When in the room with her nuclear family, supports, and services providers, Catherine was able to speak about her mental health and co-occurring substance abuse issues without having to worry about portraying herself in a self-criminalizing manner. Her substance abuse counselor was present, and the counselor provided clarification and guidance through this aspect of Catherine's narrative. Additionally, the eldest child was given room to discuss his progress, and with the incorporation of positive feedback and advice pertinent to behavior change aspects of his case plan from his presiding therapist, decisions regarding future services were made with more accuracy. Lastly all workers and family/support members were able to open their calendars while in each other's company and actively delegate a mutually inclusive date in which to meet in the future.

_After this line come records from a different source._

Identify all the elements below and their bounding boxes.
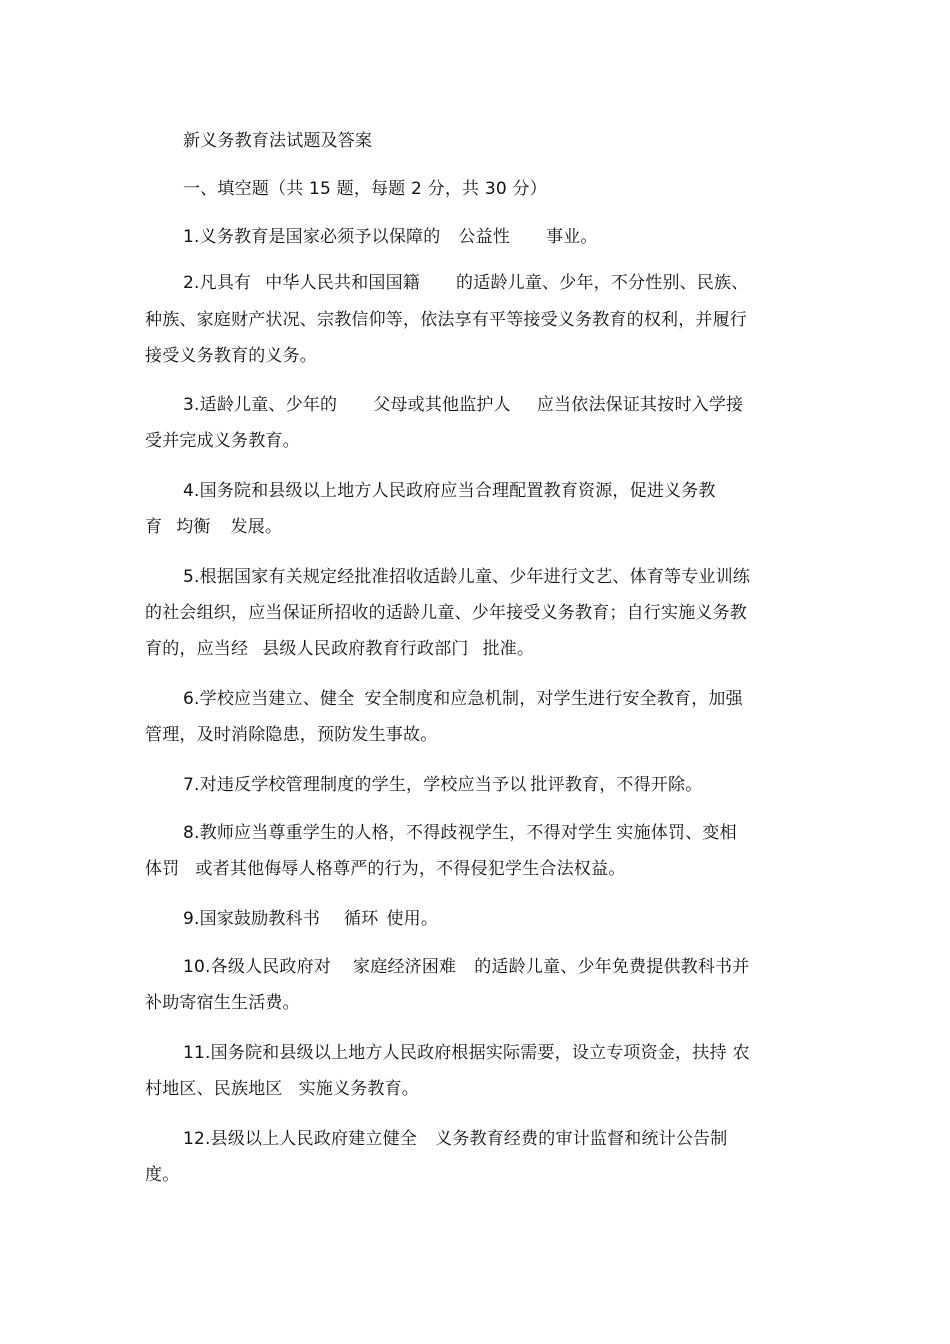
document-title: 新义务教育法试题及答案 — [183, 131, 373, 151]
question-3-line-2: 受并完成义务教育。 — [145, 431, 300, 451]
question-9-answer: 循环 — [344, 909, 379, 929]
question-8-answer: 实施体罚、变相 — [616, 823, 737, 843]
question-5-tail: 批准。 — [482, 639, 535, 659]
question-4-line-2 — [145, 516, 282, 538]
question-4-text: 育 — [145, 517, 163, 537]
question-3-answer: 父母或其他监护人 — [373, 395, 511, 415]
question-4-tail: 发展。 — [230, 517, 283, 537]
question-9-tail: 使用。 — [386, 909, 439, 929]
question-7 — [183, 774, 702, 796]
question-7-answer: 批评教育，不得开除。 — [530, 775, 703, 795]
question-10-tail: 的适龄儿童、少年免费提供教科书并 — [474, 957, 750, 977]
question-8-tail: 或者其他侮辱人格尊严的行为，不得侵犯学生合法权益。 — [195, 859, 626, 879]
question-1-text: 1.义务教育是国家必须予以保障的 — [183, 227, 441, 247]
question-6 — [183, 688, 743, 710]
question-6-text: 6.学校应当建立、健全 — [183, 689, 355, 709]
question-12-answer: 义务教育经费的审计监督和统计公告制 — [435, 1129, 728, 1149]
question-9-text: 9.国家鼓励教科书 — [183, 909, 321, 929]
question-5-text: 育的，应当经 — [145, 639, 249, 659]
question-2-line-3: 接受义务教育的义务。 — [145, 346, 317, 366]
question-3-text: 3.适龄儿童、少年的 — [183, 395, 338, 415]
question-8-answer-end: 体罚 — [145, 859, 180, 879]
question-12-line-2: 度。 — [145, 1165, 180, 1185]
question-9 — [183, 908, 438, 930]
question-5-line-3 — [145, 638, 534, 660]
question-2-answer: 中华人民共和国国籍 — [265, 273, 421, 293]
question-4-answer: 均衡 — [176, 517, 211, 537]
question-2 — [183, 272, 748, 294]
question-11-answer-end: 村地区、民族地区 — [145, 1079, 283, 1099]
question-8-line-2 — [145, 858, 625, 880]
question-8-text: 8.教师应当尊重学生的人格，不得歧视学生，不得对学生 — [183, 823, 613, 843]
question-10-text: 10.各级人民政府对 — [183, 957, 332, 977]
question-10 — [183, 956, 749, 978]
question-8 — [183, 822, 737, 844]
question-1-tail: 事业。 — [546, 227, 598, 247]
question-12-text: 12.县级以上人民政府建立健全 — [183, 1129, 418, 1149]
question-5: 5.根据国家有关规定经批准招收适龄儿童、少年进行文艺、体育等专业训练 — [183, 567, 751, 587]
question-4: 4.国务院和县级以上地方人民政府应当合理配置教育资源，促进义务教 — [183, 481, 716, 501]
question-11-text: 11.国务院和县级以上地方人民政府根据实际需要，设立专项资金，扶持 — [183, 1043, 727, 1063]
question-2-line-2: 种族、家庭财产状况、宗教信仰等，依法享有平等接受义务教育的权利，并履行 — [145, 310, 747, 330]
question-7-text: 7.对违反学校管理制度的学生，学校应当予以 — [183, 775, 527, 795]
question-1 — [183, 226, 598, 248]
question-5-answer: 县级人民政府教育行政部门 — [262, 639, 469, 659]
question-11-line-2 — [145, 1078, 419, 1100]
question-12 — [183, 1128, 727, 1150]
question-3 — [183, 394, 743, 416]
question-6-answer: 安全制度和应急机制，对学生进行安全教育，加强 — [364, 689, 743, 709]
question-5-line-2: 的社会组织，应当保证所招收的适龄儿童、少年接受义务教育；自行实施义务教 — [145, 603, 747, 623]
section-heading: 一、填空题（共 15 题，每题 2 分，共 30 分） — [183, 179, 547, 199]
question-6-line-2: 管理，及时消除隐患，预防发生事故。 — [145, 725, 438, 745]
question-11-answer: 农 — [732, 1043, 750, 1063]
question-3-tail: 应当依法保证其按时入学接 — [536, 395, 744, 415]
question-10-answer: 家庭经济困难 — [353, 957, 457, 977]
question-2-text: 2.凡具有 — [183, 273, 252, 293]
question-11-tail: 实施义务教育。 — [298, 1079, 420, 1099]
question-2-tail: 的适龄儿童、少年，不分性别、民族、 — [456, 273, 749, 293]
question-10-line-2: 补助寄宿生生活费。 — [145, 993, 300, 1013]
question-11 — [183, 1042, 750, 1064]
question-1-answer: 公益性 — [458, 227, 511, 247]
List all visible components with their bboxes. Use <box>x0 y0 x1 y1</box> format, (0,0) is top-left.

Voice and choice and teaming strategies augment the case-planning process in fundamental ways, and this augmentation is difficult to implement because concerns relating to burgeoning caseloads, time constraints, and spare material resource will always be factors. However, as I worked to incorporate voice and choice parameters in my casework, I began to understand that I was not only changing the way in which I performed case management duties but also developing a different evaluative frame. This evaluative frame was cemented in observations made, and data derived, from client contributions and through a service delivery system that was collaborative and focused on outcomes, not judgments or assumptions. As child welfare practice continues to evolve, I look to practice professionals and the literature with hope that voice and choice will continue to manifest itself in the day-to-day practice setting while finding a foothold in the theoretical. Social work practice that values the client whatever the context, and practice determining that the client's voice-in-the-room is worthy of hearing, are more effective than any attempt toward developing interventions in the absence of client input.       

— Keith Rinier, MSW, is a research assistant with the Child Welfare Institute at the Graduate School of Social Work at Rhode Island College and a recent recipient of a Damiano Fellowship from Brown University.